Définition : quand peut-on parler de travail dissimulé ou travail au noir ?
Le travail dissimulé est une forme de travail illégal (1). C'est un délit (2) dès lors que les formalités liées au contrat de travail n'ont pas été respectées et que l'employeur ne pouvait ignorer qu'il était soumis à cette obligation (3).
Les agents de l'Union de recouvrement des cotisations de sécurité sociale et d'allocations familiales (URSSAF) et de l'inspection du travail sont compétentes pour contrôler les infractions liées au travail dissimulé (4).

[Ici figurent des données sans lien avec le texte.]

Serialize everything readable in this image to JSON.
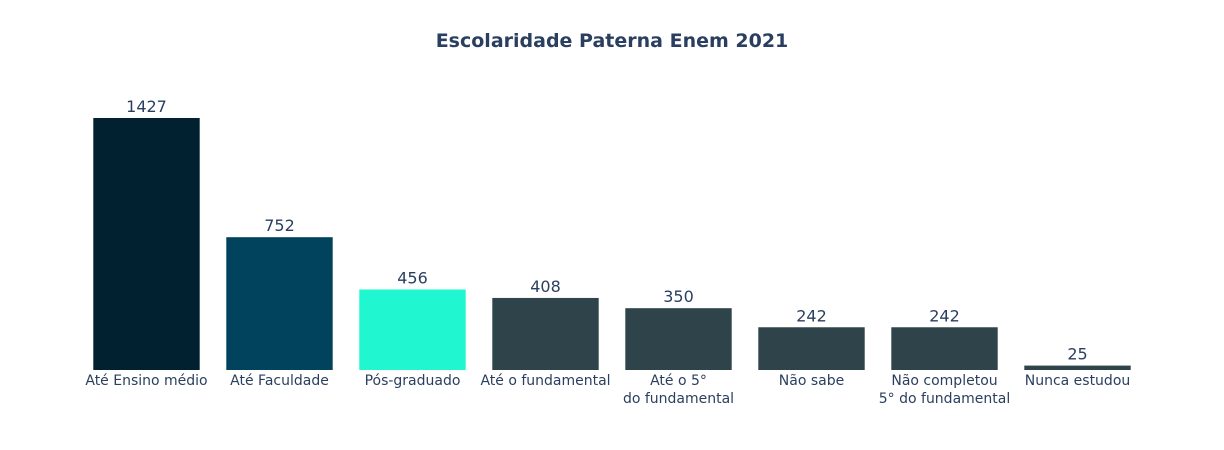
{
  "chart_data": {
    "type": "bar",
    "title": "Escolaridade Paterna Enem 2021",
    "xlabel": "",
    "ylabel": "",
    "categories": [
      [
        "Até Ensino médio"
      ],
      [
        "Até Faculdade"
      ],
      [
        "Pós-graduado"
      ],
      [
        "Até o fundamental"
      ],
      [
        "Até o 5°",
        "do fundamental"
      ],
      [
        "Não sabe"
      ],
      [
        "Não completou",
        "5° do fundamental"
      ],
      [
        "Nunca estudou"
      ]
    ],
    "values": [
      1427,
      752,
      456,
      408,
      350,
      242,
      242,
      25
    ],
    "colors": [
      "#012130",
      "#01425c",
      "#20f7d0",
      "#2e434a",
      "#2e434a",
      "#2e434a",
      "#2e434a",
      "#2e434a"
    ],
    "ylim": [
      0,
      1427
    ],
    "grid": false,
    "legend": false
  }
}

D'autres agents sont également compétents.
Cette infraction est caractérisée par la dissimulation partielle ou totale du travail (5).

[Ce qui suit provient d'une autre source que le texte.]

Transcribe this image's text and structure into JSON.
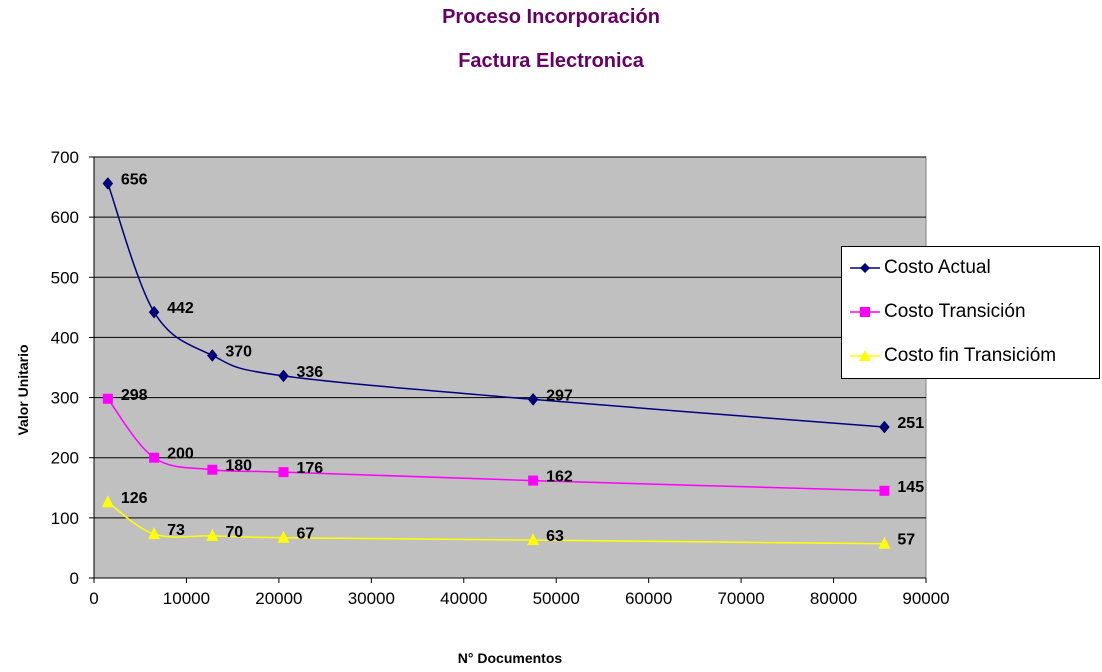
{
  "chart_data": {
    "type": "line",
    "title": "Proceso Incorporación",
    "subtitle": "Factura Electronica",
    "xlabel": "N° Documentos",
    "ylabel": "Valor Unitario",
    "xlim": [
      0,
      90000
    ],
    "ylim": [
      0,
      700
    ],
    "xticks": [
      0,
      10000,
      20000,
      30000,
      40000,
      50000,
      60000,
      70000,
      80000,
      90000
    ],
    "yticks": [
      0,
      100,
      200,
      300,
      400,
      500,
      600,
      700
    ],
    "grid": "horizontal",
    "legend_position": "right",
    "x": [
      1500,
      6500,
      12800,
      20500,
      47500,
      85500
    ],
    "series": [
      {
        "name": "Costo Actual",
        "color": "#000080",
        "marker": "diamond",
        "values": [
          656,
          442,
          370,
          336,
          297,
          251
        ]
      },
      {
        "name": "Costo Transición",
        "color": "#ff00ff",
        "marker": "square",
        "values": [
          298,
          200,
          180,
          176,
          162,
          145
        ]
      },
      {
        "name": "Costo fin Transicióm",
        "color": "#ffff00",
        "marker": "triangle",
        "values": [
          126,
          73,
          70,
          67,
          63,
          57
        ]
      }
    ]
  }
}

Le caractère non-intentionnel de l'absence d'accomplissement des formalités auprès des organismes sociaux ne peut pas se déduire des difficultés financières que peut connaître l'employeur pour s'acquitter des cotisations (6).
Notez que la publicité, par quelque moyen que ce soit, tendant à favoriser, en toute connaissance de cause, le travail dissimulé, est interdite.

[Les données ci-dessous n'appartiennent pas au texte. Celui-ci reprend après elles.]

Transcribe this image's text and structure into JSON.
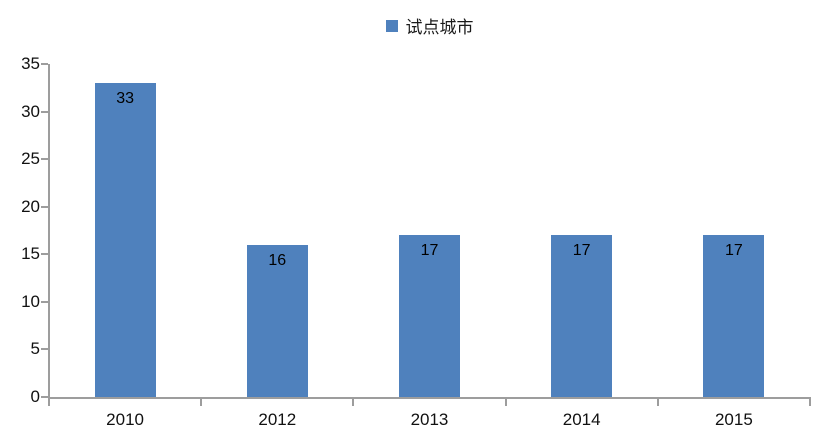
{
  "chart_data": {
    "type": "bar",
    "title": "",
    "xlabel": "",
    "ylabel": "",
    "categories": [
      "2010",
      "2012",
      "2013",
      "2014",
      "2015"
    ],
    "series": [
      {
        "name": "试点城市",
        "values": [
          33,
          16,
          17,
          17,
          17
        ]
      }
    ],
    "data_labels": [
      "33",
      "16",
      "17",
      "17",
      "17"
    ],
    "ylim": [
      0,
      35
    ],
    "ytick_step": 5,
    "ytick_labels": [
      "0",
      "5",
      "10",
      "15",
      "20",
      "25",
      "30",
      "35"
    ],
    "grid": false,
    "legend_position": "top-center",
    "colors": {
      "bar": "#4f81bd",
      "axis": "#9d9d9d",
      "text": "#111111",
      "background": "#ffffff"
    }
  }
}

Quelles sont les deux formes de travail dissimulé ?
Il existe 2 types de travail dissimulé :
- le travail dissimulé par dissimulation d'activité (7) ;
- le travail dissimulé par dissimulation d'emploi salarié (8).
Le travail dissimulé par dissimulation d'activité
On parle de "dissimulation d'activité" pour désigner :
- l'exercice, à but lucratif :
- d'une activité de production, de transformation, de réparation ou de prestation de services ;
- de l'accomplissement d'actes de commerce ;
-
par toute personne qui, se soustrayant intentionnellement à ses obligations :
-
n'a pas demandé son immatriculation au Registre national des entreprises en tant qu'entreprise du secteur des métiers et de l'artisanat ou au Registre du commerce et des sociétés, lorsque celle-ci est obligatoire, ou a poursuivi son activité après refus d'immatriculation, ou postérieurement à une radiation ;
-
ou n'a pas procédé aux déclarations qui doivent être faites aux organismes de protection sociale ou à l'administration fiscale (notamment dans le cas d'une non-déclaration d'une partie de son chiffre d'affaires, de ses revenus ou de la continuation d'activité après avoir été radiée par les organismes de protection sociale à défaut de chiffre d'affaires ou de déclaration de chiffre d'affaires) ;
-
ou s'est prévalue des dispositions applicables au détachement de salariés lorsque l'employeur de ces derniers exerce dans l'État sur le territoire duquel il est établi des activités relevant uniquement de la gestion interne ou administrative, ou lorsque son activité est réalisée sur le territoire national de façon habituelle, stable et continue.
-
Le travail dissimulé par dissimulation d'emploi salarié
Est réputé travail dissimulé par dissimulation d'emploi salarié le fait, pour tout employeur :
-
de se soustraire intentionnellement à la déclaration préalable à l'embauche (DPAE) ;
-
de se soustraire intentionnellement à la délivrance d'un bulletin de paie ou d'un document équivalent, ou de mentionner sur le bulletin de paie ou le document équivalent un nombre d'heures de travail inférieur à celui réellement accompli (si cette mention ne résulte pas d'une convention ou d'un accord collectif d'aménagement du temps de travail) ;
-
ou de se soustraire intentionnellement aux déclarations relatives aux salaires ou aux cotisations sociales auprès des organismes de recouvrement des contributions et cotisations sociales ou de l'administration fiscale.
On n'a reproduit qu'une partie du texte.